How to Handle Conflict with your Child
As a parent, there will be occasions when you will be in conflict with your child. Handling such situations demand your acceptance of the fact that conflicts are a big part of parenting. How you react, what stands you take, what rules you establish together considering the age and personality of your child are critical factors. There is no magic formula you can use to handle a situation, but it is not impossible to manage it well.
Your first reaction to a conflict with your child could be anger and frustration. You could also be shocked and offended that your child is standing up to you. When in conflict with your child, remember that you have also done it with your parents. It is a normal and intrinsic part of growing up. How you handle situations will determine whether you strengthen your bond with your child, or weaken it.
When your child enters the terrible twos, he becomes more assertive and is just beginning to be a rebel. Anger on your part will only harden your child’s resolve and intensify the conflict. The key to effective conflict resolution is being calm on the face of an angry or aggressive child.

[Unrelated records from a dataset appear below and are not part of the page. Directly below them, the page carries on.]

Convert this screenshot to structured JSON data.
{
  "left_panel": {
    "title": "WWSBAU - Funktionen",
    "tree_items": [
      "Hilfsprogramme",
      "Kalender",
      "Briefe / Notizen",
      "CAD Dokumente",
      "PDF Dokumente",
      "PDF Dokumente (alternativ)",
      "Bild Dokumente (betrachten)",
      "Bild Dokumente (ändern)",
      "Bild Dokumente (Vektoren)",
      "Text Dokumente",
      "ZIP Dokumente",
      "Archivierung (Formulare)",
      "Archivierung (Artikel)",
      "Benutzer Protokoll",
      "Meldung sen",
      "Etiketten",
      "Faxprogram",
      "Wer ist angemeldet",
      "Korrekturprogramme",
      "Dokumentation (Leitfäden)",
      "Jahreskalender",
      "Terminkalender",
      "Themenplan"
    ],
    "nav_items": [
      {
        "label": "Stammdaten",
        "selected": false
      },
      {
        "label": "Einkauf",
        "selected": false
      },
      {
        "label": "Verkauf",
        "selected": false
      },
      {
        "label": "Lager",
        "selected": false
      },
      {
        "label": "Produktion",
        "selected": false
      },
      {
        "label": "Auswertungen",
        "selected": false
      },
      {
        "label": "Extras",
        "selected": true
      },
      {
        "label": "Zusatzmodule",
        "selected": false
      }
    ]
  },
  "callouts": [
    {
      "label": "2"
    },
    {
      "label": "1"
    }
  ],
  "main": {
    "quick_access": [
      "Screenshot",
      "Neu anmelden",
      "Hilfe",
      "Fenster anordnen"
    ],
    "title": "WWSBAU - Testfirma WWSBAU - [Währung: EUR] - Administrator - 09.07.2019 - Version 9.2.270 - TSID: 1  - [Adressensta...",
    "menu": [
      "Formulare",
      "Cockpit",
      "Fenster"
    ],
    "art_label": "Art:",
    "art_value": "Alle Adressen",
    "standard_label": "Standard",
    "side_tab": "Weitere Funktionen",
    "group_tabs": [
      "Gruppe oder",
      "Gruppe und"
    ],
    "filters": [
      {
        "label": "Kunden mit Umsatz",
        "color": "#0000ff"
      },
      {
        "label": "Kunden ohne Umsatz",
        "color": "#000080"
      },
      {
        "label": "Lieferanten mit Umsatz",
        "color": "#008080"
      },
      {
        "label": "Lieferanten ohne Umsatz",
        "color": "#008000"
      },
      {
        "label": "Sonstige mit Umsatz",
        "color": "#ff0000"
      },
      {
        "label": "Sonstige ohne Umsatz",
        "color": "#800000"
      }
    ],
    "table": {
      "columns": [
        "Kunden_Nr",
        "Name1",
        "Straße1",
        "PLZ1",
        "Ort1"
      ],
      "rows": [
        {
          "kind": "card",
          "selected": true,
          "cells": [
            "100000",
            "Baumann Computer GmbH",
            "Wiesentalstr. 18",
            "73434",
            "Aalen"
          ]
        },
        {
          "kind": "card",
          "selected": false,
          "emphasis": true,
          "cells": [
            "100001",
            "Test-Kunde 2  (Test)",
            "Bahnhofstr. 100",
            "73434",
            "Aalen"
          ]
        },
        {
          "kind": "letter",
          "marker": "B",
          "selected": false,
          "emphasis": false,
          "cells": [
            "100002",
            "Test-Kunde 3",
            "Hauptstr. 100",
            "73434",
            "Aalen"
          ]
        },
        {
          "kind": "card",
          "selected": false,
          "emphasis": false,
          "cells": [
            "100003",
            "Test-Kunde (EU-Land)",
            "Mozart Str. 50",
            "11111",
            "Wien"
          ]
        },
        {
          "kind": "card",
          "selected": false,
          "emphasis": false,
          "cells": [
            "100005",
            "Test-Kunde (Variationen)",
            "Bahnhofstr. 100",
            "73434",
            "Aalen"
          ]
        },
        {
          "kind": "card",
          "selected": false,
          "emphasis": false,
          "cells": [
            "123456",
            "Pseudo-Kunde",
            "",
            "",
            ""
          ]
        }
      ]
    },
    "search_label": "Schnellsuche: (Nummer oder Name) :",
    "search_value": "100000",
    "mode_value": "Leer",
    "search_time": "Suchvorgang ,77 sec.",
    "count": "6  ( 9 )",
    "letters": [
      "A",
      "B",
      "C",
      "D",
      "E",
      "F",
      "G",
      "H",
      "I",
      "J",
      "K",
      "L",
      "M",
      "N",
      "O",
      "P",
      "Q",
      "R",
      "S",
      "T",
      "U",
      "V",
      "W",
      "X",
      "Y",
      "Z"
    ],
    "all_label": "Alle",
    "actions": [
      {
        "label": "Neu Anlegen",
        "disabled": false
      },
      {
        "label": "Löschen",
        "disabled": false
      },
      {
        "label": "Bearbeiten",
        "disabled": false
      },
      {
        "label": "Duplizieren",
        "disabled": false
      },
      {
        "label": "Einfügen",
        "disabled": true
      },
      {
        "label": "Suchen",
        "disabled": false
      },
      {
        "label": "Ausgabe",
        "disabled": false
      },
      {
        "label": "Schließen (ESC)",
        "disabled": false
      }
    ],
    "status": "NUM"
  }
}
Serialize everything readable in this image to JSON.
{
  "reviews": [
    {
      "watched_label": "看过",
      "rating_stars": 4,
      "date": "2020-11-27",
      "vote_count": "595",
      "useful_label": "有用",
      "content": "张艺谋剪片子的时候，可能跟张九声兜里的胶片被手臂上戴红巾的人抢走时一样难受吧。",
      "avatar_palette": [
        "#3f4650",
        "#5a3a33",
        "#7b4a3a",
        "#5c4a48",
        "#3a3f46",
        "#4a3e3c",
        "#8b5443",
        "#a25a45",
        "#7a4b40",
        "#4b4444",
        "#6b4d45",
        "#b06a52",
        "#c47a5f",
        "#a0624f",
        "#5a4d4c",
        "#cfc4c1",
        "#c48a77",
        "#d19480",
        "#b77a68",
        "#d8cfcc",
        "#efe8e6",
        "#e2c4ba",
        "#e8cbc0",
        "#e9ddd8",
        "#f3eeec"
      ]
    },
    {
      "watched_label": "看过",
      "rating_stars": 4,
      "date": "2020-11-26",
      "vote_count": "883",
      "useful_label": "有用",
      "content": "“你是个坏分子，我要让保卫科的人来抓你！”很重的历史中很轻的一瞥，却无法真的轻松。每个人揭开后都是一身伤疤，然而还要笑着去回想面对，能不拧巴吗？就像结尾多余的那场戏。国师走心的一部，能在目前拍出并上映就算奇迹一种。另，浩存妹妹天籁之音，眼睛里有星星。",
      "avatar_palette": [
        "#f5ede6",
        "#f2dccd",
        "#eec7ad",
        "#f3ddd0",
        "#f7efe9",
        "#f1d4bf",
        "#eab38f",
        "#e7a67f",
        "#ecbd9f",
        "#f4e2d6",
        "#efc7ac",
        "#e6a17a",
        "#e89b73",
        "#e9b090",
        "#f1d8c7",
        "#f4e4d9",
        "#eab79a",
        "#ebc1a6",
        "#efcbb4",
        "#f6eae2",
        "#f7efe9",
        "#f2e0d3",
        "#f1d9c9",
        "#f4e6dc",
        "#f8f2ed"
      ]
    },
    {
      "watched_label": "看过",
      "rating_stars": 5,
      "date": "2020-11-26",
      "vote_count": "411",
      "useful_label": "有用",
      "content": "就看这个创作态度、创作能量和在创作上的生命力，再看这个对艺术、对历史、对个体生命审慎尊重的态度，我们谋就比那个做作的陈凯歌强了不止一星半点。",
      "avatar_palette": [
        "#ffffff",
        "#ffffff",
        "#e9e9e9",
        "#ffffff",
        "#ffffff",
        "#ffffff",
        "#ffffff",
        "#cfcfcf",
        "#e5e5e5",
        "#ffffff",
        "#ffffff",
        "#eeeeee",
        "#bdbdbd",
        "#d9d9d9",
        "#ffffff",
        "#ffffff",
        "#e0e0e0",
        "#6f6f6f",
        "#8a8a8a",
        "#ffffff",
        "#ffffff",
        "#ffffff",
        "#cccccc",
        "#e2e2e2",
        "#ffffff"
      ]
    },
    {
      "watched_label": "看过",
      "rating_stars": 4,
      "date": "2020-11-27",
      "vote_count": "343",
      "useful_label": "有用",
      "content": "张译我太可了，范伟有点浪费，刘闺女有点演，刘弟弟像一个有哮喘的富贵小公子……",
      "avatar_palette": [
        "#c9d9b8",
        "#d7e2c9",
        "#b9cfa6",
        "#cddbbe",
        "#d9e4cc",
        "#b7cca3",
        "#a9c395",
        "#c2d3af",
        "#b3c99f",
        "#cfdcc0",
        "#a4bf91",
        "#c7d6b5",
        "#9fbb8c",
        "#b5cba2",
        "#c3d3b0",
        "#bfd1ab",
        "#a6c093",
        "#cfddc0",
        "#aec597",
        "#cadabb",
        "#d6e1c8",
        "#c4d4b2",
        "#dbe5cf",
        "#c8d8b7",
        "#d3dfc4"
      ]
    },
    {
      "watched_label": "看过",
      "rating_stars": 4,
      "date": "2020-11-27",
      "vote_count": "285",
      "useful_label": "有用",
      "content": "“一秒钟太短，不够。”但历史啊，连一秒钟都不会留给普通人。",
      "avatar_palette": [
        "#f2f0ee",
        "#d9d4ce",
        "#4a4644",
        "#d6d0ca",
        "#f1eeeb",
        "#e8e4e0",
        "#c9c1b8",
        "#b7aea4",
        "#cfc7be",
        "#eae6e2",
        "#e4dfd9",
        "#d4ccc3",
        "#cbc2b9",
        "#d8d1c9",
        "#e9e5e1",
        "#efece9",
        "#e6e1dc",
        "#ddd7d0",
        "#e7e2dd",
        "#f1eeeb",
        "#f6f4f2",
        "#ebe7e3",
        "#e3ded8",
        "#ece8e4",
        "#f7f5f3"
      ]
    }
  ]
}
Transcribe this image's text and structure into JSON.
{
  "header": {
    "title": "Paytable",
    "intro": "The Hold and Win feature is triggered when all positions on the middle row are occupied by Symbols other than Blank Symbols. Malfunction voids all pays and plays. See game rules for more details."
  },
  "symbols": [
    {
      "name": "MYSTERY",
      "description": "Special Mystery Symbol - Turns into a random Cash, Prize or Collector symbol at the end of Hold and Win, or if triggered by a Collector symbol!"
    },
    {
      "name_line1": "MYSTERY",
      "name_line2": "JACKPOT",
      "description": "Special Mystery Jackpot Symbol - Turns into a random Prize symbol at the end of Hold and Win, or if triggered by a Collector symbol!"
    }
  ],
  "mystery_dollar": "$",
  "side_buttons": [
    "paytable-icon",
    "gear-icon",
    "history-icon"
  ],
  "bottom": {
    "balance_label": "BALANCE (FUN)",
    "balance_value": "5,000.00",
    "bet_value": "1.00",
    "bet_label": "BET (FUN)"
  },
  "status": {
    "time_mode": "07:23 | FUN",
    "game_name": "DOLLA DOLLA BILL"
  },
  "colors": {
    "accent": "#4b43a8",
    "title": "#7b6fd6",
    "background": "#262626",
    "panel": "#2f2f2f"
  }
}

Tips to Manage Conflict with your Child
1. Take the time off
Do not react immediately. Take some time to breathe deeply and relax. When your child sees you taking time to control before responding, he learns to do the same. If the conflict continues despite this, remember to stay calm.
2. Don’t take it personally
As a parent, you are likely to feel frustrated or perceive your child’s behavior as a personal attack. Most of the times, it is just a matter of your child questioning your authority. He wants to be in-charge and cannot stand it that you’re the sole in-charge. It is more of a power struggle than something personal.
3. Don’t criticize
Be careful not to criticize your child. Saying this is wrong is the correct approach to adopt, but just put it across briefly.
4. Establish rules
One of the key ideas on how to handle a conflict with your child is establishing rules. For instance, you could give a time out or enforce disciplinary action. “No chocolates for one week because you have been destructive”. This helps your child to understand that being destructive means he becomes liable to forego something he likes.
5. Voice tone
Don’t shout at your kids. You need to be assertive and clear, while talking with them. Talk with them in a peaceful manner.
6. Do not resort to violence
No matter how angry or upset you are, do not hit your child. If you get physical and violent, your child will learn to associate anger with violence. Sending your child to his room for half an hour is better than slapping him.
If you are at the receiving end of kicking, hitting and flinging things, then ask your child to stop it at once. Explain that this could hurt someone and is not done. Be gentle yet firm and communicate that hitting is not okay.
Managing conflict with your child is an ongoing process which will change as your child grows. While accepting it as a part of parenting, neither take it lightly nor personally. Teaching your child to manage conflict is an important responsibility. Some understanding, patience and love should help you sail through the situation.